Wegen der nahen Grenze zur russischen Föderation wurde Chewsuretien in den 1990er Jahren stark militarisiert. Grenzen zu Tschetschenien in Schatili, zu Inguschetien in Dschuta: Wegen der nord-kaukasischen Konflikte wurde Chewsuretien fast gelähmt. Bis 2005 brauchte man eine Erlaubnis des Verteidigungsministeriums, um dorthin fahren zu können. Die Situation hatte sich nach dem russischen Sieg in Tschetschenien gelockert. Doch der Krieg mit Russland im August 2008, obwohl er Chewsuretien nicht direkt betraf, hat gezeigt, dass keine Grenze in Georgien für ganz sicher gehalten werden kann. Jetzt herrscht wieder Spannung an der russischen Grenze, die Touristen sind verschwunden, ebenso die Trucks mit russischen, belorussischen und ukrainischen Kennzeichen. Die Entwicklung Chewsuretiens ist heute mehr denn je von den Verhältnissen zwischen den beiden Ländern und von der Entwicklung der Süd-Ossetien-Frage abhängig.

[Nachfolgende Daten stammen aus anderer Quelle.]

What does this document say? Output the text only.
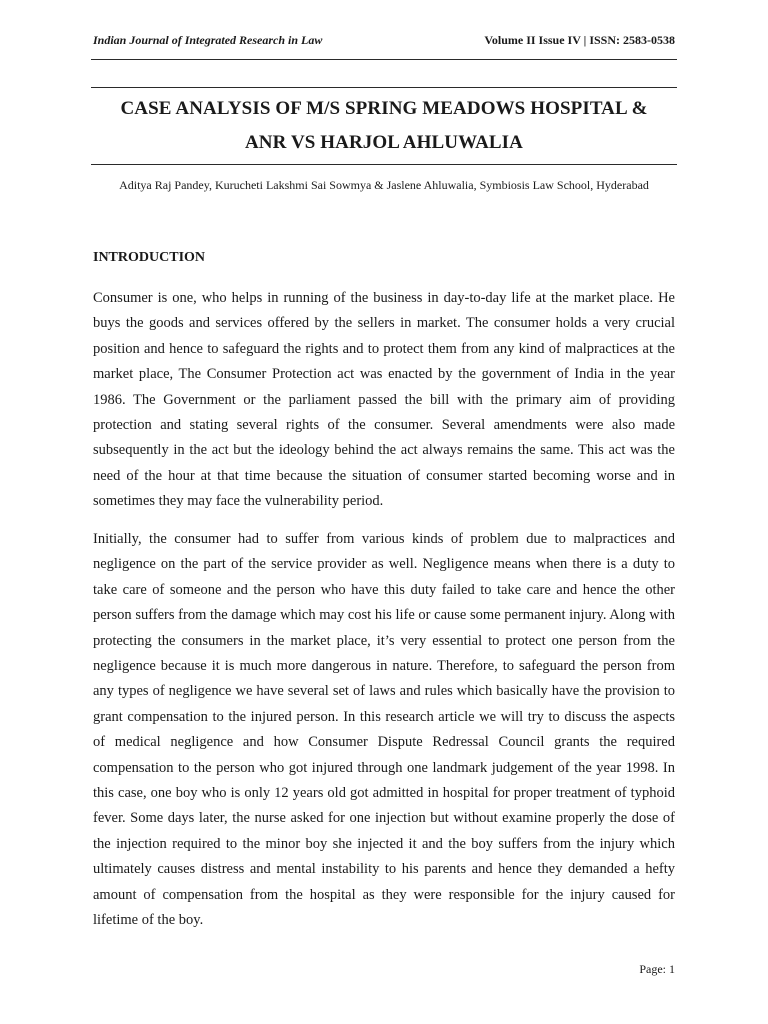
Indian Journal of Integrated Research in Law	Volume II Issue IV | ISSN: 2583-0538
CASE ANALYSIS OF M/S SPRING MEADOWS HOSPITAL &
ANR VS HARJOL AHLUWALIA
Aditya Raj Pandey, Kurucheti Lakshmi Sai Sowmya & Jaslene Ahluwalia, Symbiosis Law School, Hyderabad
INTRODUCTION

Consumer is one, who helps in running of the business in day-to-day life at the market place. He buys the goods and services offered by the sellers in market. The consumer holds a very crucial position and hence to safeguard the rights and to protect them from any kind of malpractices at the market place, The Consumer Protection act was enacted by the government of India in the year 1986. The Government or the parliament passed the bill with the primary aim of providing protection and stating several rights of the consumer. Several amendments were also made subsequently in the act but the ideology behind the act always remains the same. This act was the need of the hour at that time because the situation of consumer started becoming worse and in sometimes they may face the vulnerability period.

Initially, the consumer had to suffer from various kinds of problem due to malpractices and negligence on the part of the service provider as well. Negligence means when there is a duty to take care of someone and the person who have this duty failed to take care and hence the other person suffers from the damage which may cost his life or cause some permanent injury. Along with protecting the consumers in the market place, it’s very essential to protect one person from the negligence because it is much more dangerous in nature. Therefore, to safeguard the person from any types of negligence we have several set of laws and rules which basically have the provision to grant compensation to the injured person. In this research article we will try to discuss the aspects of medical negligence and how Consumer Dispute Redressal Council grants the required compensation to the person who got injured through one landmark judgement of the year 1998. In this case, one boy who is only 12 years old got admitted in hospital for proper treatment of typhoid fever. Some days later, the nurse asked for one injection but without examine properly the dose of the injection required to the minor boy she injected it and the boy suffers from the injury which ultimately causes distress and mental instability to his parents and hence they demanded a hefty amount of compensation from the hospital as they were responsible for the injury caused for lifetime of the boy.

Page: 1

Jedoch stellt die Grenze auch eine wertvolle Ressource für Chewsuretien dar, denn die meisten jungen Einheimischen arbeiten als Grenzposten. Die Überlegung des Verteidigungsministeriums, keine Einheimischen mehr als Grenzposten anzustellen, um lokale Korruption zu vermeiden, hatte viele Ängste in der Region hervorgerufen. Solange eine solche Entscheidung von Tbilissi nicht getroffen ist, stellt die Armee jedoch als Arbeitsgeber, aber auch mit ihren modernen Wagen und dem notwendigen Equipment den besten Partner für die Einwohner dar, um die Strassen von Lawinen zu räumen, einen feststeckenden Traktor zu befreien oder einen Nachbarn ins nächste Dorf zu fahren.
Der Einstieg dieser abgeschiedenen Region in die Modernisierung des 21. Jahrhunderts geht aber manchmal über unerwartete Wege. Auf der nordkaukasischen Seite Hoch-Chewsuretiens, in der Region, die in den 1950ern entvölkert wurde, und wohin nur manche Familien Ende der 1970er zurückgekehrt sind, gibt es keinen Empfang für Mobiltelefone. Im niederen Chewsuretien dagegen, auf der Bergseite, die in Richtung Tbilissi zeigt, schreitet die technische Zentralisierung langsam voran. Sendemäste wurden aufgestellt. Trotzdem hat Schota Arabuli, der in Korscha in Nieder-Chewsuretien wohnt, einen seiner Söhne in die Internatsschule von Schatili geschickt, die nur von Juni bis Oktober, und nur mit Vierradantrieb mit einer Fahrtzeit von 3 bis 4 Stunden erreichbar ist - weil Schatili, am äußersten Ende von Georgien, Internet per Satellit empfängt!
Bis zum August-Krieg kamen jedes Jahr immer mehr Touristen nach Chewsuretien. Wenn ab jetzt der Frieden erhalten wird, sehen die Chancen gut aus, dass dieser Trend noch zunimmt. Er würde andere Perspektiven für diese weit abgelegene Region in Georgien eröffnen.